Juneau’s Front Street Clinic is in danger of shutting down due to fiscal reasons.
The public health facility, run by the Southeast Alaska Regional Health Consortium, caters to the capital city’s homeless and low-income residents.
Up to 25 people a day visit Front Street Clinic to receive medical, dental, and behavioral health services. 59-year-old veteran Michael Needham is one of them.
He’s having impressions made for dentures. “They’re very thorough with what they’re doing and I thank god every day for them,” Needham says.
Needham has been going to the clinic for three years and likes the way the staff treats him.
“Like I’m special right now, this is your time. That’s just what it’s all about. They don’t get interrupted or nothing. It’s really cool the way they do that,” he says.
Needham also has cancer, “See these things, little red dots are all cancer spots and I’ve been coming here for them.”
Janna Brewster is Front Street Clinic manager and medical provider. She says the health condition of clinic patients range. Some of them are very ill with diabetes, high blood pressure, lung disorders, cancer.
“Without Front Street, undoubtedly, some of these folks will die because they’re not going to have the day-to-day care that we can help them with.”
SEARHC communications director Michael Jenkins says the possibility of shutting the clinic down is based on federal budget cuts, including sequestration, as well as a reorganization of the regional health consortium.
Ten percent of Front Street patients are Alaska Native. They can go to SEARHC’s Ethel Lund Medical Center if the clinic closes. Brewster doesn’t know where the others will go.
“We have a very small number of patients that do have full disability services; we’ll be able to find other doctors in town that can take them. The largest portion will end up with no medical care at all,” Brewster says.
Dentist Ed Linsell has been practicing at the clinic for nearly all ten years of its operation. He says Front Street staff members are determined to do what it takes it keep the clinic open.
“I’m pretty outraged at how a whole population is going to be – they’re on the street to begin with but they’re going to be thrown out even deeper,” says Linsell.
The group of SEARHC employees has taken their fight to various people and organizations, including the Juneau Coalition on Housing and Homelessness. Dan Austin is a founding member.
“We consider this to be the most important, immediate issue for us. And so we will play whatever role we possibly can to keep Front Street Clinic open, whatever it takes,” he says.
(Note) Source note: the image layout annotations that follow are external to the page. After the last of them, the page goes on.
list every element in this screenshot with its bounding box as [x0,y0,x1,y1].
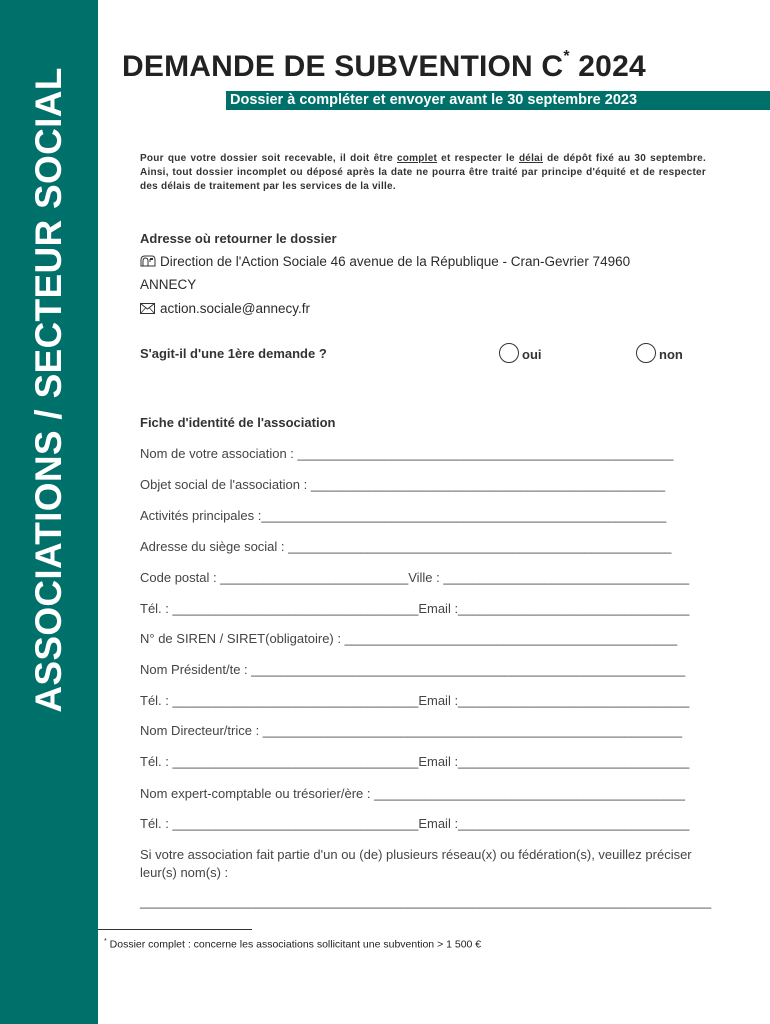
footnote-divider [98,929,252,930]
envelope-icon [140,302,156,317]
radio-oui-label: oui [522,347,542,362]
field-siren-siret[interactable]: N° de SIREN / SIRET(obligatoire) : ______________________________________________ [140,631,678,646]
intro-complet: complet [397,153,438,164]
intro-text-3: de dépôt fixé au 30 septembre. Ainsi, tout dossier incomplet ou déposé après la date ne pourra être traité par principe d'équité et de respecter des délais de traitement par les services de la ville. [140,153,706,192]
title-text: DEMANDE DE SUBVENTION C [122,50,564,83]
field-treasurer-name[interactable]: Nom expert-comptable ou trésorier/ère : ___________________________________________ [140,786,685,801]
intro-text-1: Pour que votre dossier soit recevable, il doit être [140,153,397,164]
email-link[interactable]: action.sociale@annecy.fr [160,301,311,316]
postal-address [140,254,630,270]
intro-delai: délai [518,153,543,164]
intro-text-2: et respecter le [437,153,519,164]
address-heading: Adresse où retourner le dossier [140,231,337,246]
radio-non[interactable] [636,343,656,363]
email-address [140,301,310,317]
field-treasurer-phone-email[interactable]: Tél. : __________________________________Email :________________________________ [140,816,690,831]
field-social-purpose[interactable]: Objet social de l'association : _________________________________________________ [140,477,666,492]
identity-heading: Fiche d'identité de l'association [140,415,336,430]
field-association-name[interactable]: Nom de votre association : ____________________________________________________ [140,446,674,461]
radio-non-label: non [659,347,683,362]
network-question: Si votre association fait partie d'un ou (de) plusieurs réseau(x) ou fédération(s), veuillez préciser leur(s) nom(s) : [140,847,692,880]
field-main-activities[interactable]: Activités principales :________________________________________________________ [140,508,667,523]
field-postal-code-city[interactable]: Code postal : __________________________Ville : __________________________________ [140,570,690,585]
field-president-name[interactable]: Nom Président/te : ____________________________________________________________ [140,662,686,677]
deadline-text: Dossier à compléter et envoyer avant le 30 septembre 2023 [230,92,638,108]
title-year: 2024 [578,50,646,83]
mailbox-icon [140,255,156,270]
page-title [122,50,646,84]
sidebar-title: ASSOCIATIONS / SECTEUR SOCIAL [28,67,69,713]
first-request-question: S'agit-il d'une 1ère demande ? [140,346,327,361]
address-line-1: Direction de l'Action Sociale 46 avenue de la République - Cran-Gevrier 74960 [160,254,631,269]
field-network-names[interactable]: _______________________________________________________________________________ [140,894,712,909]
intro-paragraph [140,152,706,194]
deadline-banner [226,91,770,110]
radio-oui[interactable] [499,343,519,363]
field-president-phone-email[interactable]: Tél. : __________________________________Email :________________________________ [140,693,690,708]
footnote-text: Dossier complet : concerne les associations sollicitant une subvention > 1 500 € [106,938,482,951]
address-line-2: ANNECY [140,277,197,292]
footnote-mark: * [104,938,107,945]
field-head-office-address[interactable]: Adresse du siège social : _____________________________________________________ [140,539,672,554]
title-asterisk: * [563,48,570,65]
footnote [104,938,481,951]
field-director-phone-email[interactable]: Tél. : __________________________________Email :________________________________ [140,754,690,769]
sidebar-band [0,0,98,1024]
field-director-name[interactable]: Nom Directeur/trice : __________________________________________________________ [140,723,683,738]
field-phone-email[interactable]: Tél. : __________________________________Email :________________________________ [140,601,690,616]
Austin says closing the centrally located Front Street Clinic would take away more than just medical services.
“It serves as one of the main portals in this community to link homeless people on the street to possible services that might be available to them to help make positive changes in their lives. It’s a critical doorway for us.”
Clinic manager Janna Brewster says it’s her duty to tell the patients about Front Street’s possible closure. As soon as patient James Bouschor heard, he immediately started a petition. Within a week, he already has 500 signatures.
“I’m going to try and gather as many signatures as I can because you know not only me who’s needed help, but people that require daily medications and stuff that won’t be able to get it if Front Street closes,” he says.
SEARHC’s Michael Jenkins says the Board of Directors will decide whether Front Street Clinic will stay open or shut down at an upcoming meeting.
Editor’s note: This sentence has been updated – “Up to 25 people a day visit Front Street Clinic to receive medical, dental, and behavioral health services.” The original story had cited the number of patients as being ten, but that only accounted for medical patients. The updated number of 25 includes dental and behavioral health patients as well.